Things I've done for the stage

Haunting Julia

Twelve years ago, the world was shocked by the suicide of nineteen-year-old musical genius Julia Lukin. Now Andy has returned to the newly-opened Julia Lukin Music Centre, created by Joe as a shrine to his daughter. Joe in convinced Julia is still there, and wants Ken to find out the truth. Is the ghost of Julia really in the room - or are the only ghosts in the minds of the three men?

This play will be shown June 24th - June 30th. Production detail will follow - first of all, however, I have to cast this.

Dates:

The dates for the audition and reading are set as follows:
  • The read-through is on Tuesday 27th February
  • The audition is on Thursday 8th March (changed from previously-announced Friday 9th - sorry, something came up that clashed after I set the date)

Details of DDS rules on what reading and audition entail is on my casting page. As always, if you cannot make the audition date, contact me and I will arrange another time - but it must be before the proper audition date, not after, so please give me as much notice as possible.

One slight change from normal is that for this read, I won't do the usual assignment of male parts to men and female parts to women. The cast is all-male, but anyone who wants to read a part priot to the audition is welcome to do so.

What I'm looking for:

WARNING: Minor spoilers ahead.

General: This needs a cast of three men, and all are major parts, so this means there's a MASSIVE number of lines for everyone to learn. Everyone has long lines at various points in the play, although we can get away with a bit of paraphrasing. Also, the three men are on stage almost all of the time, so everyone needs a good amount of stamina too. Finally, all three parts go through a huge range of emotions towards the end of the play. The long and short of it is that there are no easy parts in this play.

However, please don't rule yourself out just because you're a newcomer. I've always been amazed how well people I've never worked with before have taken to shows.

Ages are those written in the play. We might be able to age the play up a bit (if the twelve years since her death is increased), but there definitely needs to be a clear gap in generations between Andy and Joe.

Andy Rollinson (male, thirties): Invited to the Julia Lukin Music Centre by Julia's father because, so everyone says, he was Julia's boyfriend. In reality, that is an overstatement - a more accurate description would be unrequited admirer. Now married to another woman, he is a lot more down-to-earth than Julia's father, and thinks her should let her go. Andy is also suspicious, if not outright hostile, to any supernatural ideas that Julia might still be around - but this reason, in part, is down to his own painful memory that he wants to leave in the past.

Joe Lukin (male, sixties+): Julia's father - never over her death, and the Julia Lukin Music Centre has had set up more a shrine to his daughter than anything else.
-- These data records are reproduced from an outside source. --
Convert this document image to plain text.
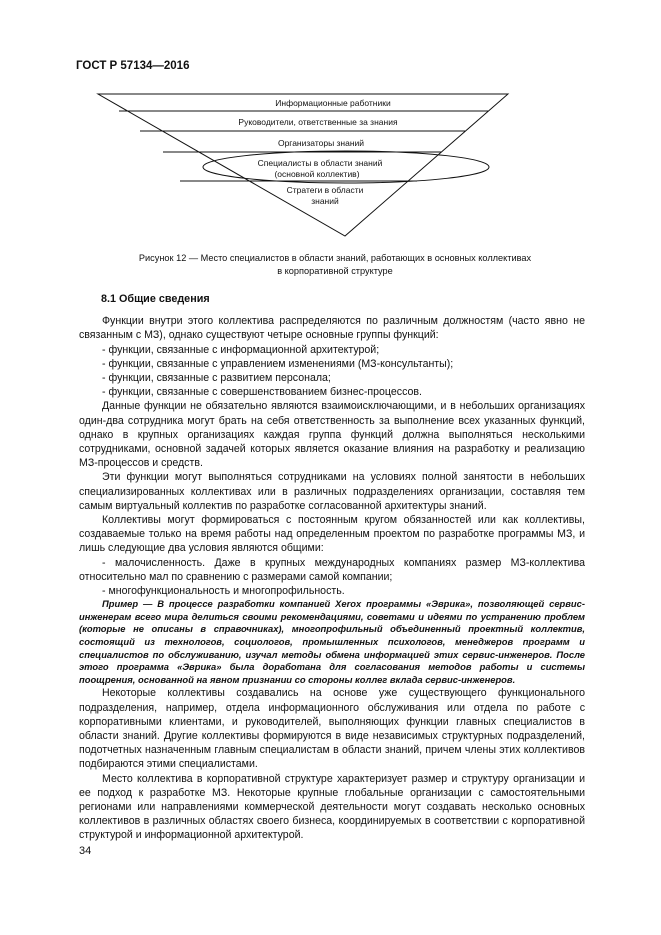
ГОСТ Р 57134—2016
Информационные работники
Руководители, ответственные за знания
Организаторы знаний
Специалисты в области знаний
(основной коллектив)
Стратеги в области
знаний
Рисунок 12 — Место специалистов в области знаний, работающих в основных коллективах
в корпоративной структуре
8.1 Общие сведения

Функции внутри этого коллектива распределяются по различным должностям (часто явно не связанным с МЗ), однако существуют четыре основные группы функций:

- функции, связанные с информационной архитектурой;

- функции, связанные с управлением изменениями (МЗ-консультанты);

- функции, связанные с развитием персонала;

- функции, связанные с совершенствованием бизнес-процессов.

Данные функции не обязательно являются взаимоисключающими, и в небольших организациях один-два сотрудника могут брать на себя ответственность за выполнение всех указанных функций, однако в крупных организациях каждая группа функций должна выполняться несколькими сотрудниками, основной задачей которых является оказание влияния на разработку и реализацию МЗ-процессов и средств.

Эти функции могут выполняться сотрудниками на условиях полной занятости в небольших специализированных коллективах или в различных подразделениях организации, составляя тем самым виртуальный коллектив по разработке согласованной архитектуры знаний.

Коллективы могут формироваться с постоянным кругом обязанностей или как коллективы, создаваемые только на время работы над определенным проектом по разработке программы МЗ, и лишь следующие два условия являются общими:

- малочисленность. Даже в крупных международных компаниях размер МЗ-коллектива относительно мал по сравнению с размерами самой компании;

- многофункциональность и многопрофильность.

Пример — В процессе разработки компанией Xerox программы «Эврика», позволяющей сервис-инженерам всего мира делиться своими рекомендациями, советами и идеями по устранению проблем (которые не описаны в справочниках), многопрофильный объединенный проектный коллектив, состоящий из технологов, социологов, промышленных психологов, менеджеров программ и специалистов по обслуживанию, изучал методы обмена информацией этих сервис-инженеров. После этого программа «Эврика» была доработана для согласования методов работы и системы поощрения, основанной на явном признании со стороны коллег вклада сервис-инженеров.

Некоторые коллективы создавались на основе уже существующего функционального подразделения, например, отдела информационного обслуживания или отдела по работе с корпоративными клиентами, и руководителей, выполняющих функции главных специалистов в области знаний. Другие коллективы формируются в виде независимых структурных подразделений, подотчетных назначенным главным специалистам в области знаний, причем члены этих коллективов подбираются этими специалистами.

Место коллектива в корпоративной структуре характеризует размер и структуру организации и ее подход к разработке МЗ. Некоторые крупные глобальные организации с самостоятельными регионами или направлениями коммерческой деятельности могут создавать несколько основных коллективов в различных областях своего бизнеса, координируемых в соответствии с корпоративной структурой и информационной архитектурой.

34
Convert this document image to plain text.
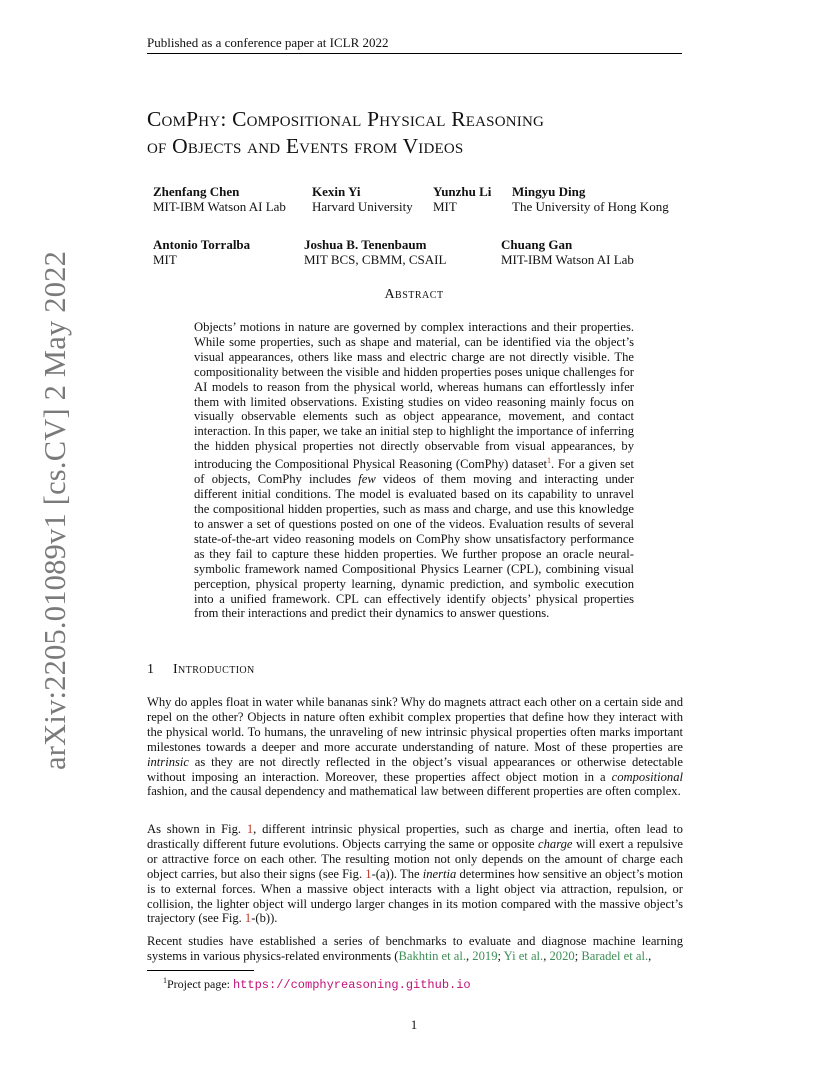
Published as a conference paper at ICLR 2022
ComPhy: Compositional Physical Reasoning
of Objects and Events from Videos
Zhenfang Chen
MIT-IBM Watson AI Lab
Kexin Yi
Harvard University
Yunzhu Li
MIT
Mingyu Ding
The University of Hong Kong
Antonio Torralba
MIT
Joshua B. Tenenbaum
MIT BCS, CBMM, CSAIL
Chuang Gan
MIT-IBM Watson AI Lab
Abstract
Objects’ motions in nature are governed by complex interactions and their properties. While some properties, such as shape and material, can be identified via the object’s visual appearances, others like mass and electric charge are not directly visible. The compositionality between the visible and hidden properties poses unique challenges for AI models to reason from the physical world, whereas humans can effortlessly infer them with limited observations. Existing studies on video reasoning mainly focus on visually observable elements such as object appearance, movement, and contact interaction. In this paper, we take an initial step to highlight the importance of inferring the hidden physical properties not directly observable from visual appearances, by introducing the Compositional Physical Reasoning (ComPhy) dataset$^1$. For a given set of objects, ComPhy includes few videos of them moving and interacting under different initial conditions. The model is evaluated based on its capability to unravel the compositional hidden properties, such as mass and charge, and use this knowledge to answer a set of questions posted on one of the videos. Evaluation results of several state-of-the-art video reasoning models on ComPhy show unsatisfactory performance as they fail to capture these hidden properties. We further propose an oracle neural-symbolic framework named Compositional Physics Learner (CPL), combining visual perception, physical property learning, dynamic prediction, and symbolic execution into a unified framework. CPL can effectively identify objects’ physical properties from their interactions and predict their dynamics to answer questions.
1 Introduction
Why do apples float in water while bananas sink? Why do magnets attract each other on a certain side and repel on the other? Objects in nature often exhibit complex properties that define how they interact with the physical world. To humans, the unraveling of new intrinsic physical properties often marks important milestones towards a deeper and more accurate understanding of nature. Most of these properties are intrinsic as they are not directly reflected in the object’s visual appearances or otherwise detectable without imposing an interaction. Moreover, these properties affect object motion in a compositional fashion, and the causal dependency and mathematical law between different properties are often complex.
As shown in Fig. 1, different intrinsic physical properties, such as charge and inertia, often lead to drastically different future evolutions. Objects carrying the same or opposite charge will exert a repulsive or attractive force on each other. The resulting motion not only depends on the amount of charge each object carries, but also their signs (see Fig. 1-(a)). The inertia determines how sensitive an object’s motion is to external forces. When a massive object interacts with a light object via attraction, repulsion, or collision, the lighter object will undergo larger changes in its motion compared with the massive object’s trajectory (see Fig. 1-(b)).
Recent studies have established a series of benchmarks to evaluate and diagnose machine learning systems in various physics-related environments (Bakhtin et al., 2019; Yi et al., 2020; Baradel et al.,
$^1$Project page: https://comphyreasoning.github.io
1
arXiv:2205.01089v1 [cs.CV] 2 May 2022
A strong theme running throughout the play is that Joe never understood music or his daughter's musical genius - something, it emerges, that undermined his relationship to Julia when she was alive. He is the eager to believe in ghosts, but only out of desperation that he may see his daughter again; other than that, he is very much in denial over the cruel realities of his daughther's death and the reason why. This is by far the most emotive of the three parts.

Ken Chase (male, fifties+): A visitor to the centre on the invitation of Joe because he claims to be a psychic. One very important thing to make clear is that I do not want a Derek Acorah behave-a-like. Instead, Ken is a mild-mannered man who keeps an open mind on whether the place is haunted and calmly explains his thoughts to Andy and Joe. He too, however, has a past with Julia that the other two men do not know about, a missing piece of the puzzle if you like.